Unsplash, a website that enables anyone to share high-quality images under a Creative Commons Zero license, has announced the release of what it says is the ‘most complete high-quality open image dataset ever.’ The dataset contains more than 2,000,000 images, according to Unsplash, which sourced the images from more than 200,000 photographers around the world.
An image dataset is a collection of images that can be downloaded as a full batch; they contain relevant details, such as EXIF data, location information and more. In this case, Unsplash says that its dataset includes data on AI- and community-generated keywords for the images, landmark details when relevant, image categories and subcategories, download stats, the number of image views, groupings of images, user-generated collections and ‘keyword-image conversions in search results.’

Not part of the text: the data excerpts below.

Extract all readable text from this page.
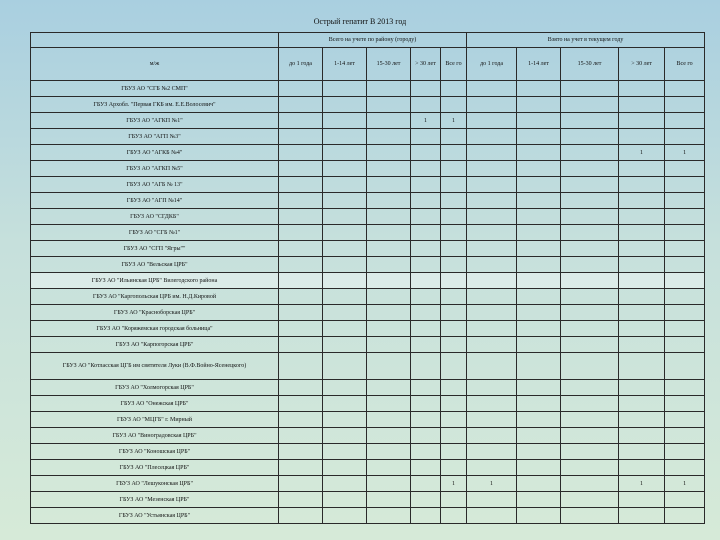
Острый гепатит В 2013 год
	Всего на учете по району (городу)					Взято на учет в текущем году				
м/ж	до 1 года	1-14 лет	15-30 лет	> 30 лет	Все го	до 1 года	1-14 лет	15-30 лет	> 30 лет	Все го
ГБУЗ АО "СГБ №2 СМП"										
ГБУЗ Архобл. "Первая ГКБ им. Е.Е.Волосевич"										
ГБУЗ АО "АГКП №1"				1	1					
ГБУЗ АО "АГП №3"										
ГБУЗ АО "АГКБ №4"									1	1
ГБУЗ АО "АГКП №5"										
ГБУЗ АО "АГБ № 13"										
ГБУЗ АО "АГП №14"										
ГБУЗ АО "СГДКБ"										
ГБУЗ АО "СГБ №1"										
ГБУЗ АО "СГП "Ягры""										
ГБУЗ АО "Вельская ЦРБ"										
ГБУЗ АО "Ильинская ЦРБ" Вилегодского района										
ГБУЗ АО "Каргопольская ЦРБ им. Н.Д.Кировой										
ГБУЗ АО "Красноборская ЦРБ"										
ГБУЗ АО "Коряжемская городская больница"										
ГБУЗ АО "Карпогорская ЦРБ"										
ГБУЗ АО "Котласская ЦГБ им святителя Луки (В.Ф.Войно-Ясенецкого)										
ГБУЗ АО "Холмогорская ЦРБ"										
ГБУЗ АО "Онежская ЦРБ"										
ГБУЗ АО "МЦГБ" г. Мирный										
ГБУЗ АО "Виноградовская ЦРБ"										
ГБУЗ АО "Коношская ЦРБ"										
ГБУЗ АО "Плесецкая ЦРБ"										
ГБУЗ АО "Лешуконская ЦРБ"					1	1			1	1
ГБУЗ АО "Мезенская ЦРБ"										
ГБУЗ АО "Устьянская ЦРБ"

All data included with the dataset is anonymized and private, with the only exception being attribution to photographers. Unsplash says that it sourced the data from ‘hundreds of millions [of] searches across a nearly unlimited number of uses and contexts.’
The ‘complete’ nature of this dataset distinguishes it from other open-source image datasets, which Unsplash notes often have various issues, such as relying on mass image labeling from third-parties, the use of low-quality images, size limitations and other issues that may limit their usefulness.
In its present form, the dataset is 16GB in size, but Unsplash says that it will continue updating the dataset with additional images and fields as its online library grows.
The dataset is available to download from a dedicated portal on the Unsplash website, where two download options are available: the full high-quality 16GB dataset, which is offered only for non-commercial use, and a ‘Lite’ version that is only 550MB and available for both non-commercial and commercial use.
The full dataset contains more than 2,000,000 images, 5,000,000 keywords and 250,000,000 searches. The ‘Lite’ data is limited to 25,000 images and keywords, as well as 1,000,000 searches. Whereas the Lite dataset is available for anyone to download, the full dataset requires users to request permission to download.
The company requires certain details from the user as part of their request, including name, email and the intended use of the data. In addition to the dedicated download website, Unsplash has published the related documentation on Github.
Unsplash remains as controversial as it is popular. The website has been integrated into a number of services, including Adobe, Trello, Wix, Medium, Facebook and thousands of other platforms. The service is distinguished from other free photo platforms by the high-quality nature of the images available to the public under a CC0 license, making them available for non-commercial and commercial use.
Professional photographers have criticized the platform as undermining the profession and photographers who contribute images as devaluing their work, among other things. Back in 2017, Unsplash founder Mikael Cho attempted to address these concerns in a blog post, stating, ‘We didn’t start Unsplash to reinvent an industry. We started Unsplash because we thought it might be useful.’